I change gears and ask him about whether political correctness can go too far, and mask issues that need correction as Bill feared. He answers, “I suppose that could happen. But I guess I personally don’t see that as a very realistic concern. At least from a broader historical perspective about historical attitudes toward Native Americans and blacks the facts actually didn’t matter that much. At the end of the day the slave owners didn’t care if their slaves were their intellectual equals, it was the social reality they subscribed to let them do what they did. It was the culture and the words. Even if the average intellect of a slave was higher than a slave owner I don’t think that would have prevented the injustices of racism.”

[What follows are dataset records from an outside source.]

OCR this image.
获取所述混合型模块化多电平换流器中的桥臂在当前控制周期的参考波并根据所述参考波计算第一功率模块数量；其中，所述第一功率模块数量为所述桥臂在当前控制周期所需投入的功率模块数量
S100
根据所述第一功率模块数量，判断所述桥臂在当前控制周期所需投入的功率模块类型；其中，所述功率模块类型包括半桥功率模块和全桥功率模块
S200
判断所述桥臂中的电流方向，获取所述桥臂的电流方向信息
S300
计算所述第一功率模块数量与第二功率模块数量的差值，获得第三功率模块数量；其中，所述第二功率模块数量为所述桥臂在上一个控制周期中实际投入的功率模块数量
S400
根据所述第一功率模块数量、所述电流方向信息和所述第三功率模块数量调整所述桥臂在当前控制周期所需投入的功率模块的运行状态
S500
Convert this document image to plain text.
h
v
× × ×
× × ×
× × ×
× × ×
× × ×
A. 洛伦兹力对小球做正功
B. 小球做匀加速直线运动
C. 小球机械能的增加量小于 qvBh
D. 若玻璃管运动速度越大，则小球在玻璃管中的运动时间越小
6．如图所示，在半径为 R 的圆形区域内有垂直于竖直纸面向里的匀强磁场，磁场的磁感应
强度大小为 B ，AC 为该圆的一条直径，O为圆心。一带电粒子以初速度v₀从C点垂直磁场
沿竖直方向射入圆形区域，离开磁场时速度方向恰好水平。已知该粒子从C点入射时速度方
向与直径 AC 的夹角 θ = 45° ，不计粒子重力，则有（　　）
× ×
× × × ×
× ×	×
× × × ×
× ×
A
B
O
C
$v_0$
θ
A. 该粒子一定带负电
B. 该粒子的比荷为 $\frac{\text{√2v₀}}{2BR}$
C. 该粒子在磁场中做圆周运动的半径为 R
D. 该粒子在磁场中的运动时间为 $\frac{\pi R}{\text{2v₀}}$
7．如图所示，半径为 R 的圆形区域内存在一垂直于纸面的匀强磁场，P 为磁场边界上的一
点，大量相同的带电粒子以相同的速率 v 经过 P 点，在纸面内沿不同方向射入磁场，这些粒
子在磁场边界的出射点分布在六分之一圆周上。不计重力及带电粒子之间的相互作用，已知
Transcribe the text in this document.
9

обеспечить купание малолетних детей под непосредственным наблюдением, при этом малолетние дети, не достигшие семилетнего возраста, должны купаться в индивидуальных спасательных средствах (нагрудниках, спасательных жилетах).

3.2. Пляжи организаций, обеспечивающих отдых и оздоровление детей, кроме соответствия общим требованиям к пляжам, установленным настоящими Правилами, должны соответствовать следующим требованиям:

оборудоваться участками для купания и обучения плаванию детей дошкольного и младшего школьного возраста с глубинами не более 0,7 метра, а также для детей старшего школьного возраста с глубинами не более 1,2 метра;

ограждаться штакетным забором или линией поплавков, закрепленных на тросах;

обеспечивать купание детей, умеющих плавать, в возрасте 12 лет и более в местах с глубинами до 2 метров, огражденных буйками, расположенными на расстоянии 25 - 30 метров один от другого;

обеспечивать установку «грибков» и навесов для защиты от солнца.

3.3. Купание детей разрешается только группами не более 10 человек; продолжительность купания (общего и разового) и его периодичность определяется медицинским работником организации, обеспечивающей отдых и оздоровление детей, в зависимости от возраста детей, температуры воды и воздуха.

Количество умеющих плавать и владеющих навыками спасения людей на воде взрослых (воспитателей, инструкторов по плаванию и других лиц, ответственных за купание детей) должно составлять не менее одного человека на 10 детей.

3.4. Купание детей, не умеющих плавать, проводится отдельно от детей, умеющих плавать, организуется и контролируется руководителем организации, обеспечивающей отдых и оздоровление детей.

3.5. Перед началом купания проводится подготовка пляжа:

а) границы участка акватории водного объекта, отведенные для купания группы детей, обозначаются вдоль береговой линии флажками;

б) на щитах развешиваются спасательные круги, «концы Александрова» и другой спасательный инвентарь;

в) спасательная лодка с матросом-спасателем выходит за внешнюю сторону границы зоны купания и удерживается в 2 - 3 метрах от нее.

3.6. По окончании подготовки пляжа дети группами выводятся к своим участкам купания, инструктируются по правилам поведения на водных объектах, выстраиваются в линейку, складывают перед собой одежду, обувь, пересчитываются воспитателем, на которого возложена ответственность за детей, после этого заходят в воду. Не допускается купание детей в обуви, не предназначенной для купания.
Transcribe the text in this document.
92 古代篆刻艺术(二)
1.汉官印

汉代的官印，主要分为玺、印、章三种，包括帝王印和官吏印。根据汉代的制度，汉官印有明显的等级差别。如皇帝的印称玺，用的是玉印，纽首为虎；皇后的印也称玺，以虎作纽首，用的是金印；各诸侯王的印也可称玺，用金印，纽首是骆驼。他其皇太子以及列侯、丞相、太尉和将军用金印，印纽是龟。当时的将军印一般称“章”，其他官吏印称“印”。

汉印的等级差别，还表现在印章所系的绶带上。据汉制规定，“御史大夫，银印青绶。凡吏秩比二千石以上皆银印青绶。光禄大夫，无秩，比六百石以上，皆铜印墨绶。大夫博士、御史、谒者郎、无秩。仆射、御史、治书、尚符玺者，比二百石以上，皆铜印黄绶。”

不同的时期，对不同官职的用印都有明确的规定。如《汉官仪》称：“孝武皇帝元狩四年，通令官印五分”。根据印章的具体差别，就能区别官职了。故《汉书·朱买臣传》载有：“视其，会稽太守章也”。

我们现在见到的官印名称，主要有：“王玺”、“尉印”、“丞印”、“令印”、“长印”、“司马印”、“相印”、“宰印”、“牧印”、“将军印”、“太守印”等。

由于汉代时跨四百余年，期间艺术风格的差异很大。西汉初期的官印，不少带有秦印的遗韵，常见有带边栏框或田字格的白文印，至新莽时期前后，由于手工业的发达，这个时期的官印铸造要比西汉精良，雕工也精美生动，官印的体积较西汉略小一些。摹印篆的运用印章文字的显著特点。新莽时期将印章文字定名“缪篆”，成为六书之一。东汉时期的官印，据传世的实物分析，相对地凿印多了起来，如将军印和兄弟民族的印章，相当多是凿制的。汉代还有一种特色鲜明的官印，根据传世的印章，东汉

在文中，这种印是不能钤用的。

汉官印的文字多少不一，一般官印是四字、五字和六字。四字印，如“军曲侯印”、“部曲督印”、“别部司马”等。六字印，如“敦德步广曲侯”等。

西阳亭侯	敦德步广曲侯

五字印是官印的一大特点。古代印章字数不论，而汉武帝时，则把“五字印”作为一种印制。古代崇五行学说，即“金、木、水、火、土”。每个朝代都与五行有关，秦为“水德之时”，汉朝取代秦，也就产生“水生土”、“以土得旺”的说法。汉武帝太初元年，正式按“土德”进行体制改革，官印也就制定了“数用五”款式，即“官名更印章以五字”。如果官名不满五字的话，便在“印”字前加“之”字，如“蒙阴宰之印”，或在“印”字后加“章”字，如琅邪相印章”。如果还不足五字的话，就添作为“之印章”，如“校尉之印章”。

I ask him if he understands how somebody could see it another way, and worry that biological things like lead poisoning could be a larger problem than social things. He says, “Yes.”
Just for get a better picture, I ask him what he thinks of men’s right movements. “I think they really get the short end of the stick. I think that will change though. It’s just easy to associate a group with its most belligerent or intense members and that can put a negative face on a group– it happened with feminists in the 90’s and atheists too.”
Some topics become more clear as you understand them, some topics get less clear as you understand them. I think this is the latter. I cannot say how to compare the ills of social problems against scientific problems, I can’t say whether they are at odds at all.
What I can say, though, is that both Bill and Sam are good people, and I like them both.